The deal most recently appeared to be back on in May, when the Department for Culture, Media and Sport announced that it was changing ownership rules. to allow foreign states to own up to 15% of British newspapers. However, The LibDems then launched an attempt in the House of Lords to prevent the threshold being raised from the previously proposed 5%. That proposal has now been defeated by 267 votes to 155, majority 112.
Although the Tory front bench backed the 15% move, the vote still saw a major Conservative rebellion, with 41 Tory peers defying the whip to back the so-called “fatal motion.”
Opponents of raising the foreign investment cap argued it would lead to undue external government influence and pose a direct threat to the freedom of the British press, while supporters insisted it was needed to secure scarce funding and protect the future of the UK media.
The approval by the Lords, already agreed in the Commons, paves the way for the takeover of The Telegraph after two years of uncertainty for the 170-year-old newspaper.
A previous buyout was blocked by the then Tory government after introducing new rules to stop foreign state ownership of the press.
RedBird IMI was then majority-owned by Al Nahyan. However, under a deal struck earlier this year, RedBird Capital, the US junior partner in the investment fund, is seeking to buy a majority stake in the group for £500m.
Abu-Dhabi’s IMI, owner of Sky News Arabia and publisher of The National newspaper in the UAE, would therefore look to take a minority holding as part of the consortium, in line with the new 15% limit.
Press Gazette reports that the Daily Mail and General Trust (DMGT) – which owns the Daily Mail, Mail on Sunday, the i Paper, and Metro – could also be looking to buy a stake.
Media minister Baroness Twycross said the rules would only allow backing from state-owned investors such as sovereign wealth funds and pension schemes, and not governments (or autocratic monarchies) themselves.
She told peers: “It does not apply to states themselves or other state bodies, so a foreign Government cannot buy and own a newspaper.”
She added: “The regulations include a strict requirement that the state-owned investor must hold the investment passively.
“They must have no right or abilities to appoint or fire directors or other officers, and they must have no ability to direct, control or influence a newspaper’s policy or activities.”
Lord Fox, the LibDem peer who brought the motion to stick to the lower threshold countered: “At the heart of the Government’s defence of these 15% ownership tranches is that the ownership will be passive. Traffic humps are passive, but they certainly change the way we drive.

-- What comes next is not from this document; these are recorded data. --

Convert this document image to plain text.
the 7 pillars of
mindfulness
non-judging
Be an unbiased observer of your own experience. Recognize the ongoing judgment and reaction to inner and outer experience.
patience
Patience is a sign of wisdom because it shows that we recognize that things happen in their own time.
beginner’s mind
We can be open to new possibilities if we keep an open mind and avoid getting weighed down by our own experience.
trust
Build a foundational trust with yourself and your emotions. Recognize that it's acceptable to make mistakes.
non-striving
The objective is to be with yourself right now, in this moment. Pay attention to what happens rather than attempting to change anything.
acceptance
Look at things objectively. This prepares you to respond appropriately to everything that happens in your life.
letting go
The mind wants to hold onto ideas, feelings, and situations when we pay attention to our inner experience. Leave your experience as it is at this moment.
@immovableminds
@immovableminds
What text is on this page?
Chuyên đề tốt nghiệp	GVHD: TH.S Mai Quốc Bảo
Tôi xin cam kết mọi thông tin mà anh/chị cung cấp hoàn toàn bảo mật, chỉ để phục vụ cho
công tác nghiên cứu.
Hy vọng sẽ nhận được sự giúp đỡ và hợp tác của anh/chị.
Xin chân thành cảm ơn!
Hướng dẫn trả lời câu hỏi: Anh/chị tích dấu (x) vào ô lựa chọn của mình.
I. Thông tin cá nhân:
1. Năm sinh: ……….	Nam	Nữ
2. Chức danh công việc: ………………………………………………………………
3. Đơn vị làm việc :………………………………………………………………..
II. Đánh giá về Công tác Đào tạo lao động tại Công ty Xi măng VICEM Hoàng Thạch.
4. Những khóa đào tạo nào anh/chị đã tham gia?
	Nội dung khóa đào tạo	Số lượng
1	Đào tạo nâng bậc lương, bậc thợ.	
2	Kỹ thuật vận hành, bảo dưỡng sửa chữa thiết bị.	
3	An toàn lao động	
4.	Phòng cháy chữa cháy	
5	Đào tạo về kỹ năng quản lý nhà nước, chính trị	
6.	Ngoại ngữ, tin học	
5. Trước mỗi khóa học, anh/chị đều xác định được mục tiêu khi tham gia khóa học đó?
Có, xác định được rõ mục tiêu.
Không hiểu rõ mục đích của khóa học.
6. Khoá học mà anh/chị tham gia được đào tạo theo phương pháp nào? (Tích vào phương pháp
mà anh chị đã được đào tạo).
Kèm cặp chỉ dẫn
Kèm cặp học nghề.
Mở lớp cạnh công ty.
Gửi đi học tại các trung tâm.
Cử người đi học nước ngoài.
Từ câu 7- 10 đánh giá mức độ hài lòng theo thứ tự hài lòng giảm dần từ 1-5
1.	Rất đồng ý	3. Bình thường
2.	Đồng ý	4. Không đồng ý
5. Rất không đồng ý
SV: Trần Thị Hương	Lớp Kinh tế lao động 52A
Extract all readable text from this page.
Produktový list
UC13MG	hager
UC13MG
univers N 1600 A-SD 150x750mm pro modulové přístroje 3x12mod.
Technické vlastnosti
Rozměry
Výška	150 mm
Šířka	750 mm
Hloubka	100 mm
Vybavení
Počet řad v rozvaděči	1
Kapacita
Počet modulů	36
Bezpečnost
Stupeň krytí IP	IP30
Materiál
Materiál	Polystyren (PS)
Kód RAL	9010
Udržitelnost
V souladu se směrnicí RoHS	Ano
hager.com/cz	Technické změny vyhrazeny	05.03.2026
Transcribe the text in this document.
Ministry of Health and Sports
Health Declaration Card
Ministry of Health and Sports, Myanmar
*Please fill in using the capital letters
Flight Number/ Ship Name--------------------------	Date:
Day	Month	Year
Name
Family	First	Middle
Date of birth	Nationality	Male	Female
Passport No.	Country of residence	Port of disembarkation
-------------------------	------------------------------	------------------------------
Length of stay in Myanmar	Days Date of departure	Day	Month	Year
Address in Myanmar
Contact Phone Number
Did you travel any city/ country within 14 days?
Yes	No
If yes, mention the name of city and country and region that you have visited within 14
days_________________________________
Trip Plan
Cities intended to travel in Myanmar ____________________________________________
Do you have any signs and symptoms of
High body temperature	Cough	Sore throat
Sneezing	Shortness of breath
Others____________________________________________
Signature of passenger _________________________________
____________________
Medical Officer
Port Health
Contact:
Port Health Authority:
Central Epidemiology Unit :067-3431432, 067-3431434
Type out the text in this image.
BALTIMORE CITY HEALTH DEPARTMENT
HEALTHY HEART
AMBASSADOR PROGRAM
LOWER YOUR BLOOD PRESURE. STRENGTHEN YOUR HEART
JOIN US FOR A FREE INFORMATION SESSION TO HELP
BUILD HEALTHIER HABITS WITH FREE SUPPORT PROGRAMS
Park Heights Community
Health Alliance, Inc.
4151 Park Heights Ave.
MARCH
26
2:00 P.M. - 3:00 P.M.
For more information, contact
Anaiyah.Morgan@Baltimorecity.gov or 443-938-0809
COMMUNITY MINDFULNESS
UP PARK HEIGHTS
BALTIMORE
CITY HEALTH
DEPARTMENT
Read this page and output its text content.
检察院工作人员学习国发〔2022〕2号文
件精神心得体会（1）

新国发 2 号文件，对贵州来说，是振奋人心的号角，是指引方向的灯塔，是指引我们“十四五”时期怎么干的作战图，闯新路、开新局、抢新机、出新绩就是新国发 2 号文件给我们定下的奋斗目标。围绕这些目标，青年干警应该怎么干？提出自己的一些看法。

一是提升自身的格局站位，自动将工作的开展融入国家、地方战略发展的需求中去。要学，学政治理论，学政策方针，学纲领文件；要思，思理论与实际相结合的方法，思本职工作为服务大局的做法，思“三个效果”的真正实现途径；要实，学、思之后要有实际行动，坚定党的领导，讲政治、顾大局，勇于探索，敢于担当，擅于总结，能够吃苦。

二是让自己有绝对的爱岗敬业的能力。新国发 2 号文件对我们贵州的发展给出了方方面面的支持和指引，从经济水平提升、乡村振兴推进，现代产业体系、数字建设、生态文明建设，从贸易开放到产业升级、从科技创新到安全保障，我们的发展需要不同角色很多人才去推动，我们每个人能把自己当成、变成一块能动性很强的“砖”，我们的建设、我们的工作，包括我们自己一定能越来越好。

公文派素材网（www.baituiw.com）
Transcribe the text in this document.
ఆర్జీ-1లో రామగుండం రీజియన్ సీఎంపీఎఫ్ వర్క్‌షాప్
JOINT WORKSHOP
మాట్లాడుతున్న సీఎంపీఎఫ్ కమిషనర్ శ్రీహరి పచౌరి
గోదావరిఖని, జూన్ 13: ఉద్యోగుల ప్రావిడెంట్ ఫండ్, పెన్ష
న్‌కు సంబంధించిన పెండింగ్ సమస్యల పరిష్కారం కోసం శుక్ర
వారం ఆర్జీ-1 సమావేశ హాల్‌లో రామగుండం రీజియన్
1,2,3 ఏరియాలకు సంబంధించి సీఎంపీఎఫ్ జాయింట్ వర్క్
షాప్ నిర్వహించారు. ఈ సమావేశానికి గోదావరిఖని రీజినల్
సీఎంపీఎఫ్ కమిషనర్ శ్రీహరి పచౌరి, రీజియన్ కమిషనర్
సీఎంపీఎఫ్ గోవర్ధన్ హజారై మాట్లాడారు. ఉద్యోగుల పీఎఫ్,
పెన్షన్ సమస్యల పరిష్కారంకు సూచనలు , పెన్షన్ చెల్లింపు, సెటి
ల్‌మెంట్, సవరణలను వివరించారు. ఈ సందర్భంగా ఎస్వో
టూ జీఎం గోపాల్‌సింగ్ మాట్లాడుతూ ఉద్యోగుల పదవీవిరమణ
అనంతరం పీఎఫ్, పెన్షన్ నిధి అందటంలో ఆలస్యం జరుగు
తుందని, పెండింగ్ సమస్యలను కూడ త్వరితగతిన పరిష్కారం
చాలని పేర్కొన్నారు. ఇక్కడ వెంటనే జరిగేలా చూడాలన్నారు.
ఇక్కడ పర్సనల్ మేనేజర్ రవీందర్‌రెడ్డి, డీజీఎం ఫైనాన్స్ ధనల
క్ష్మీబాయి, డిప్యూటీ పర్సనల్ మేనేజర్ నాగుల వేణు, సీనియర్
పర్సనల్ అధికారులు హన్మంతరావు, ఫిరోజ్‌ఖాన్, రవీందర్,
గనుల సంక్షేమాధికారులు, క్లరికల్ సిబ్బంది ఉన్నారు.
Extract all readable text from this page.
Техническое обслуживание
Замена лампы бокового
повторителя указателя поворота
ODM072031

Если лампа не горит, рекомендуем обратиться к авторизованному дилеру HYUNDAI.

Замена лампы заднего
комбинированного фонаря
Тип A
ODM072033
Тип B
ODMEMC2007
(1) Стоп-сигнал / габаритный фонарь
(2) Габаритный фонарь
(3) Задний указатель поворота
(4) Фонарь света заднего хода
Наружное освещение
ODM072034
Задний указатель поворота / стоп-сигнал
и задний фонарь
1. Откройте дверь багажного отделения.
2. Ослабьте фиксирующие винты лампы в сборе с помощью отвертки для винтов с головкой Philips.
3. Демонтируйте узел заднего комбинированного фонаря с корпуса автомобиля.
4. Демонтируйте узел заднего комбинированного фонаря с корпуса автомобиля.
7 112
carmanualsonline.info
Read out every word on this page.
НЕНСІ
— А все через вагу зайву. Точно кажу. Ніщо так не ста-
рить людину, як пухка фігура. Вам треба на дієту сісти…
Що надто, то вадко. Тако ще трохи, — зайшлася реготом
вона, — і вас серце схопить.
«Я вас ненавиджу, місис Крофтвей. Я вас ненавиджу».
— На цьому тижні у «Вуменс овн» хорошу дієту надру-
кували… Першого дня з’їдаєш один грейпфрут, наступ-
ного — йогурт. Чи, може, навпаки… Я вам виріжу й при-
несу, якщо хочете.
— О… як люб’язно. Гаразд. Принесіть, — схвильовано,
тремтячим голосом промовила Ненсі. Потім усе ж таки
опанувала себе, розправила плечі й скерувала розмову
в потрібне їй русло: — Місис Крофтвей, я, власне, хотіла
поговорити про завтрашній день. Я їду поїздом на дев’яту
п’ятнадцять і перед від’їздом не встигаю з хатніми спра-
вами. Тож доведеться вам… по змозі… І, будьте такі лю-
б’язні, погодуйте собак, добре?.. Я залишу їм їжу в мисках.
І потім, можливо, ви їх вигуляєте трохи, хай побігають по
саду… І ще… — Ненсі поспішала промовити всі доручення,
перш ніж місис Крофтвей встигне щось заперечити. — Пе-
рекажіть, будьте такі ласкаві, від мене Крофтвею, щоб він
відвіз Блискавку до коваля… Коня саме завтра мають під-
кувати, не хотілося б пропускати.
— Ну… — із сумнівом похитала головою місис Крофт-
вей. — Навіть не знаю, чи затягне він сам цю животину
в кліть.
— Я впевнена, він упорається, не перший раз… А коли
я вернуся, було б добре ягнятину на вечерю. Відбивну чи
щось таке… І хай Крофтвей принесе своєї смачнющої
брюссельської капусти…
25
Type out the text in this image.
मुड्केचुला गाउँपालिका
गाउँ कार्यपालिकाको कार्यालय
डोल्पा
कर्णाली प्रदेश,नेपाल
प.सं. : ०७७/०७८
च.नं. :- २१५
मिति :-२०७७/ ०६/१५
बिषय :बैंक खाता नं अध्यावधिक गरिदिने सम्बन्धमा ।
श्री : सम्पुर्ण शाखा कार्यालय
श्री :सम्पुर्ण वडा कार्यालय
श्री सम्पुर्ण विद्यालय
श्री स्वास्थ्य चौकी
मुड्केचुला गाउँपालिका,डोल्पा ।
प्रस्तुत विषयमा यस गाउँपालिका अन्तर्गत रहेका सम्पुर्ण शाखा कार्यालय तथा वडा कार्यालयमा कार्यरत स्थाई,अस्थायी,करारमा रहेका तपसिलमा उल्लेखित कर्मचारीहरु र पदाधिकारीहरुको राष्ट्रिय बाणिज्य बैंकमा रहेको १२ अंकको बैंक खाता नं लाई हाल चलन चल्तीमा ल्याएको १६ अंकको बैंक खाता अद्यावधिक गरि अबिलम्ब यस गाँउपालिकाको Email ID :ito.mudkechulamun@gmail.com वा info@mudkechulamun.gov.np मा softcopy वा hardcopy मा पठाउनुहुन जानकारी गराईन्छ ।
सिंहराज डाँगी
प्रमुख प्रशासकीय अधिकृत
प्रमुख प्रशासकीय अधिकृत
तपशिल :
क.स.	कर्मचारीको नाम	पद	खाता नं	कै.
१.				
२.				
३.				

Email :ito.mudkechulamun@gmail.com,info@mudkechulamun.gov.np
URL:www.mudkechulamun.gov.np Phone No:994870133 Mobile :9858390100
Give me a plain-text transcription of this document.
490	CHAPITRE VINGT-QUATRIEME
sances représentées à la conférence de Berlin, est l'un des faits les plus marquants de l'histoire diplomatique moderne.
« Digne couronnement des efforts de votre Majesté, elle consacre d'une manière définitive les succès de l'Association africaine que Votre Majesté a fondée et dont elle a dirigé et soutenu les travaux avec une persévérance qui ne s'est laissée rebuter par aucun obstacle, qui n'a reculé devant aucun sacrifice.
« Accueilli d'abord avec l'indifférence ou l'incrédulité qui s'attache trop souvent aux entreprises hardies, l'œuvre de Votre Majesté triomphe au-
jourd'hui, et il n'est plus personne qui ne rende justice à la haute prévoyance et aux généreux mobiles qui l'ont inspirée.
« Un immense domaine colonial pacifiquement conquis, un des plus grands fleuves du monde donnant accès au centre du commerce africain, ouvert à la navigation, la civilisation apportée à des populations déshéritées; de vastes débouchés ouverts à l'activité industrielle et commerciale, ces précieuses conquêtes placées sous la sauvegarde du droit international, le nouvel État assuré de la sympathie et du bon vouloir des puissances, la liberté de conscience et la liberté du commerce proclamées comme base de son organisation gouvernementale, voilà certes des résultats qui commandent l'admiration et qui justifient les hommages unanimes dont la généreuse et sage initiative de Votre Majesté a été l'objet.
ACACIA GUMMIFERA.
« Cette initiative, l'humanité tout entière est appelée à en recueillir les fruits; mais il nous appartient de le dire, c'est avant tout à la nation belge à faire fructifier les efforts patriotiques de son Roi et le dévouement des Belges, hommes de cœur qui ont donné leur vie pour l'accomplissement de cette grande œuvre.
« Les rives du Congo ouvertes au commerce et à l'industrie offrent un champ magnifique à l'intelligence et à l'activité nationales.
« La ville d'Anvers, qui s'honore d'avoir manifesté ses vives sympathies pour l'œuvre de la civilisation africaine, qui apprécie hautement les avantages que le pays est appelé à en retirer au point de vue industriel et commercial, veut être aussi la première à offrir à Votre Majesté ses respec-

“It seems that the minister’s view is that the investors will just sit back, not caring about the business and editorial direction their considerable investment will be taking. This is just not plausible.”
RedBird IMI last year completed the takeover of All3Media, the UK’s largest indie with 50 labels including Liverpool’s Lime Pictures, Leeds’ Wise Owl Films, Studio Lambert, Raw, Two Brothers and Neal Street Productions, making shows such as The Traitors, Squid Game: The Challenge, Gold Rush, Midsomer Murders, American Nightmare, The Circle, Call the Midwife, The Tourist, Life On Our Planet, The Long Shadow and Gogglebox.